13. Emas Di Tengah Ladang Bunga Matahari

2.4K 340 51
                                    

Tidak Chuuya sangka akan ada anak yang keluar di awal tahun ajaran. Tapi sebagai gantinya, ada satu lagi murid baru untuk kelas ini.

Lagi? Cukup Dazai saja yang menjadi pengacau, Chuuya tidak ingin ditambahkan seseorang. Sungguh kabar Odasaku tidak membuat hatinya bertambah baik.

Gadis, rambutnya hitam legam. Mata hitam bercahaya zamrud sendu. Tinggi semampai, cantik. Chuuya berpikir, jika ada orang yang bisa bersanding dengan Dazai Osamu, pastilah seorang gadis cantik seperti dia.

Diliriknya Dazai, terkejut karena gestur tangan mengepal sama sekali bukan hal yang pantas ditampakkan ketika bertemu siswi mempesona. Kenalan? Atau apa?

Paras elok itu segera mendapat perhatian dari semua orang di kelas. Tidak Chuuya, dia lebih penasaran pada Dazai sebenarnya. Tapi setelah dipikir-pikir, urusan Dazai bukan lagi urusannya.

Sasaki Nobuko namanya. Menyapa Dazai dengan senyum, berbalas senyum dan segera beberapa orang yang mengelilingi si brunette menjauh. Chuuya melirik sekilas, bertatap mata dengan manik hazel lalu pergi membawa roti lapisnya.

Tempat biasa Chuuya duduk adalah pohon sakura di belakang perpustakaan. Menghadap kolam mati yang berisi kelopak-kelopak layu. Tachihara yang menghampirinya.

"Aku senang melihatmu lagi, Chuuya-san." Pemuda itu membuka kotak makan siang. "Hampir dua minggu ya kau tidak datang."

"Ya.. Tinggal menunggu waktu aku dipecat saja."

Guguran sakura jatuh ke bahu Chuuya, Tachihara menepisnya. "Jangan dulu, festival belum dimulai."

Tawa muncul, bukan dari hati tapi ia cukup terhibur. Dia tidak mengerti kenapa bocah satu ini menyempatkan diri menemaninya menatap kolam sembari berbagi daging cincang. Padahal banyak sekali teman yang ingin bermain dengannya dari klub bola dan band.

"Apa kau tidak bersama band mu, Tachihara? Kalian tidak menyiapkan persembahan untuk festival?"

"Oh! Tentang itu, aku hampir lupa." Tachihara meneguk teh hijaunya. "Kami ingin membuat konser solo, Chuuya-san bagaimana? Tertarik?"

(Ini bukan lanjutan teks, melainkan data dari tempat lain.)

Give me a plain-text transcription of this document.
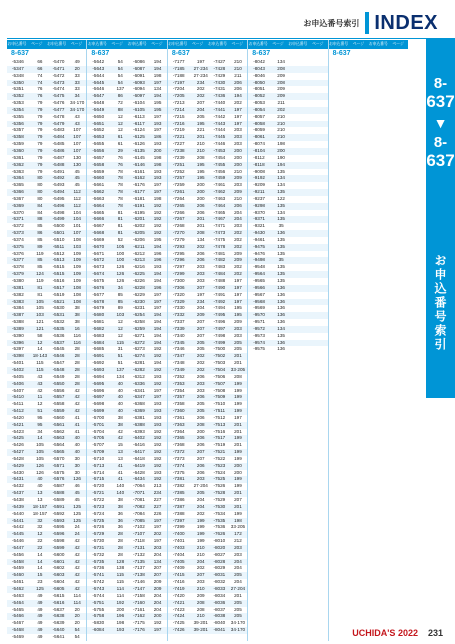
お申込番号索引 INDEX
お申込番号	ページ	お申込番号	ページ
8-637
-5346	66	-5470	49
-5347	66	-5471	20
-5348	74	-5472	33
-5350	74	-5473	33
-5351	76	-5474	33
-5352	76	-5475	34
-5353	79	-5476	34·170
-5354	79	-5477	34·170
-5355	79	-5478	43
-5356	79	-5479	43
-5357	79	-5483	107
-5358	79	-5484	107
-5359	79	-5485	107
-5360	79	-5486	107
-5361	79	-5487	130
-5362	79	-5488	130
-5363	79	-5491	45
-5364	80	-5492	45
-5365	80	-5493	45
-5366	80	-5494	112
-5367	80	-5495	112
-5369	84	-5496	112
-5370	84	-5498	104
-5371	88	-5499	104
-5372	85	-5500	101
-5373	86	-5501	107
-5374	85	-5510	108
-5375	89	-5511	103
-5376	119	-5512	109
-5377	85	-5513	109
-5378	85	-5515	109
-5379	124	-5515	109
-5380	119	-5516	109
-5381	81	-5517	108
-5382	81	-5519	108
-5383	105	-5521	108
-5384	105	-5530	38
-5387	103	-5531	38
-5388	121	-5532	38
-5389	121	-5535	16
-5390	58	-5536	116
-5396	12	-5537	116
-5397	14	-5545	28
-5398	18·143	-5546	28
-5401	115	-5547	28
-5402	115	-5548	28
-5405	43	-5549	28
-5406	43	-5550	28
-5407	42	-5556	42
-5410	11	-5557	42
-5411	12	-5558	42
-5412	51	-5559	42
-5420	95	-5560	41
-5421	95	-5561	41
-5423	34	-5562	41
-5425	14	-5563	40
-5426	105	-5564	40
-5427	105	-5565	40
-5428	105	-5570	30
-5429	126	-5571	30
-5430	126	-5575	30
-5431	40	-5576	126
-5432	40	-5587	46
-5437	13	-5588	45
-5438	13	-5589	45
-5439	18·157	-5591	125
-5440	18·157	-5592	125
-5441	32	-5593	125
-5442	32	-5595	24
-5445	12	-5596	24
-5446	22	-5598	42
-5447	22	-5599	42
-5456	14	-5600	42
-5458	14	-5601	42
-5459	14	-5602	42
-5460	15	-5603	42
-5461	23	-5604	42
-5462	125	-5605	42
-5463	49	-5615	114
-5464	49	-5616	114
-5465	49	-5637	20
-5466	49	-5638	20
-5467	49	-5639	20
-5468	49	-5640	54
-5469	49	-5641	54
お申込番号	ページ	お申込番号	ページ
8-637
-5642	54	-6086	194
-5643	54	-6087	194
-5644	54	-6091	198
-5645	54	-6093	197
-5646	137	-6094	134
-5647	86	-6097	194
-5648	72	-6104	195
-5649	88	-6105	195
-5650	12	-6113	197
-5651	12	-6117	193
-5652	12	-6124	197
-5653	61	-6125	186
-5655	61	-6126	193
-5656	29	-6135	200
-5657	76	-6145	198
-5658	76	-6146	198
-5659	78	-6161	193
-5660	78	-6162	193
-5661	78	-6176	197
-5662	78	-6177	197
-5663	78	-6181	198
-5664	78	-6191	192
-5665	81	-6195	192
-5666	81	-6201	192
-5667	81	-6202	192
-5668	81	-6205	192
-5669	52	-6206	195
-5670	105	-6211	194
-5671	100	-6212	196
-5672	100	-6213	196
-5673	126	-6216	193
-5674	126	-6225	194
-5675	126	-6226	194
-5676	34	-6228	196
-5677	85	-6229	197
-5678	85	-6230	197
-5679	89	-6231	197
-5680	103	-6254	194
-5681	12	-6258	194
-5682	12	-6259	194
-5683	12	-6271	194
-5684	115	-6272	194
-5685	31	-6273	192
-5691	51	-6274	192
-5692	51	-6281	194
-5693	137	-6282	192
-5694	134	-6312	193
-5695	40	-6336	192
-5696	40	-6341	197
-5697	40	-6347	197
-5698	40	-6368	193
-5699	40	-6369	193
-5700	38	-6381	193
-5701	38	-6388	193
-5704	42	-6393	192
-5705	42	-6402	192
-5707	15	-6416	192
-5709	13	-6417	192
-5710	13	-6418	192
-5713	41	-6419	192
-5714	41	-6428	193
-5715	41	-6434	192
-5720	140	-7064	213
-5721	140	-7071	234
-5722	38	-7081	227
-5723	38	-7082	227
-5724	36	-7084	226
-5725	36	-7085	197
-5726	36	-7102	197
-5729	28	-7107	202
-5730	28	-7118	197
-5731	28	-7131	203
-5732	28	-7132	204
-5735	128	-7135	134
-5736	138	-7137	207
-5741	115	-7138	207
-5742	115	-7146	209
-5743	114	-7147	209
-5744	114	-7158	204
-5751	192	-7160	204
-5755	200	-7161	204
-5758	196	-7162	200
-5830	198	-7175	192
-6084	193	-7176	197
お申込番号	ページ	お申込番号	ページ
8-637
-7177	197	-7427	210
-7185	27·234	-7428	210
-7188	27·234	-7429	211
-7197	234	-7430	206
-7204	202	-7431	206
-7205	202	-7436	194
-7213	207	-7440	202
-7214	204	-7441	197
-7215	205	-7442	197
-7216	195	-7443	197
-7219	221	-7444	203
-7221	201	-7445	203
-7227	210	-7446	203
-7238	210	-7453	200
-7239	208	-7454	200
-7251	195	-7455	200
-7252	195	-7456	210
-7257	195	-7459	209
-7259	200	-7461	203
-7261	200	-7462	209
-7264	200	-7463	210
-7265	206	-7464	206
-7266	206	-7465	204
-7267	201	-7467	204
-7268	201	-7471	203
-7270	208	-7473	202
-7279	134	-7475	202
-7293	202	-7478	202
-7295	206	-7481	209
-7296	206	-7482	209
-7297	203	-7483	202
-7299	203	-7484	202
-7300	203	-7488	197
-7306	207	-7490	197
-7320	197	-7491	197
-7329	234	-7492	197
-7330	204	-7494	195
-7332	209	-7495	195
-7337	207	-7496	209
-7339	207	-7497	203
-7340	207	-7498	203
-7345	205	-7499	205
-7346	205	-7500	205
-7347	202	-7502	201
-7348	202	-7503	201
-7349	202	-7504	33·205
-7352	206	-7506	208
-7353	203	-7507	199
-7354	203	-7508	199
-7357	206	-7509	199
-7358	205	-7510	199
-7360	205	-7511	199
-7361	206	-7512	197
-7363	208	-7513	201
-7364	200	-7516	201
-7365	206	-7517	199
-7368	206	-7519	201
-7372	207	-7521	199
-7373	207	-7522	199
-7374	206	-7523	200
-7375	206	-7524	200
-7381	203	-7525	199
-7382	27·204	-7526	199
-7385	205	-7528	201
-7386	204	-7529	207
-7387	204	-7530	201
-7388	202	-7534	199
-7397	199	-7535	198
-7399	199	-7536	33·205
-7400	199	-7626	172
-7401	199	-8010	212
-7403	210	-8020	203
-7404	210	-8027	203
-7405	204	-8028	204
-7409	202	-8029	204
-7415	207	-8031	205
-7416	203	-8032	204
-7419	210	-8033	27·204
-7420	209	-8034	201
-7421	208	-8036	205
-7423	208	-8037	205
-7424	210	-8038	205
-7425	39·201	-8040	34·170
-7426	39·201	-8041	34·170
お申込番号	ページ	お申込番号	ページ
8-637
-8042	134
-8043	208
-8046	209
-8050	208
-8051	209
-8052	209
-8053	211
-8054	202
-8057	210
-8058	210
-8059	210
-8061	210
-8074	198
-8104	200
-8112	190
-8118	194
-9008	135
-9192	134
-9209	134
-9211	135
-9237	122
-9298	135
-9370	134
-9371	135
-9321	35
-9430	136
-9461	135
-9475	135
-9476	135
-9498	35
-9548	135
-9564	135
-9565	135
-9566	136
-9567	136
-9568	136
-9569	136
-9570	136
-9571	136
-9572	134
-9573	135
-9574	136
-9575	136
お申込番号	ページ	お申込番号	ページ
8-637
8-
637
▼
8-
637
お申込番号索引
UCHIDA'S 2022 231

Konyol. "Tentu saja tidak." Jelaslah itu jawaban Chuuya. Sudah lama sekali dia tidak bernyanyi di depan umum sejak menjadi pembawa lagu mars sekolah mereka saat upacara penerimaan siswa baru tahun lalu. Rumor mengatakan banyak orang yang jatuh cinta pada suaranya walau hanya menyanyikan intro. Sempat ia ditarik ke klub musik, dua bulan kemudian keluar. Tubuhnya tidak sanggup dan tidak punya waktu.

"Sayang sekali.." Tachihara mendesah. "Aku harus cari orang lagi."

"Maaf ya." Bukan Chuuya malu atau apa untuk bernyanyi lagi. Dia hanya tidak bisa. Tidak ada waktu untuk latihan bersama karena dia harus bekerja dan belajar. Chuuya masih cukup tergugah untuk mempertahankan nilai-nilai standarnya. Jangan sampai turun.

Selain itu, dia tidak bisa bernyanyi di depan sepasang mata kopi. Dahulu ia masih suka membayangkan Dazai akan kembali memainkan pianika mengiringi nyanyian Chuuya, tapi sekarang dia tidak punya hasrat. Semua tentang masa lalu hanya menambah garam di luka. Dia tidak bisa.

"Aku ingin bertanya tentang murid yang kemarin, boleh?" Tachihara mengubah topik, lebih intim dan privasi. Tidak pernah ia lakukan dan sungguh Chuuya terkejut mendengarnya. "Aku hanya penasaran, bukan memaksa."

Sejujurnya Chuuya enggan, sangat. Bercerita tentang Dazai berarti mengingatnya. Sosok hangat dan dinginnya. Chuuya tidak ingin, tapi ia mengambil langkah pertama. 'Melupakan masa lalu,' batinnya.

"Dia temanku di panti asuhan dulu. Aku menumpang di rumahnya beberapa hari karena demam."

"Kenapa tidak hubungi aku saja? Aku juga sudah menghubungi tapi kau tidak menjawab."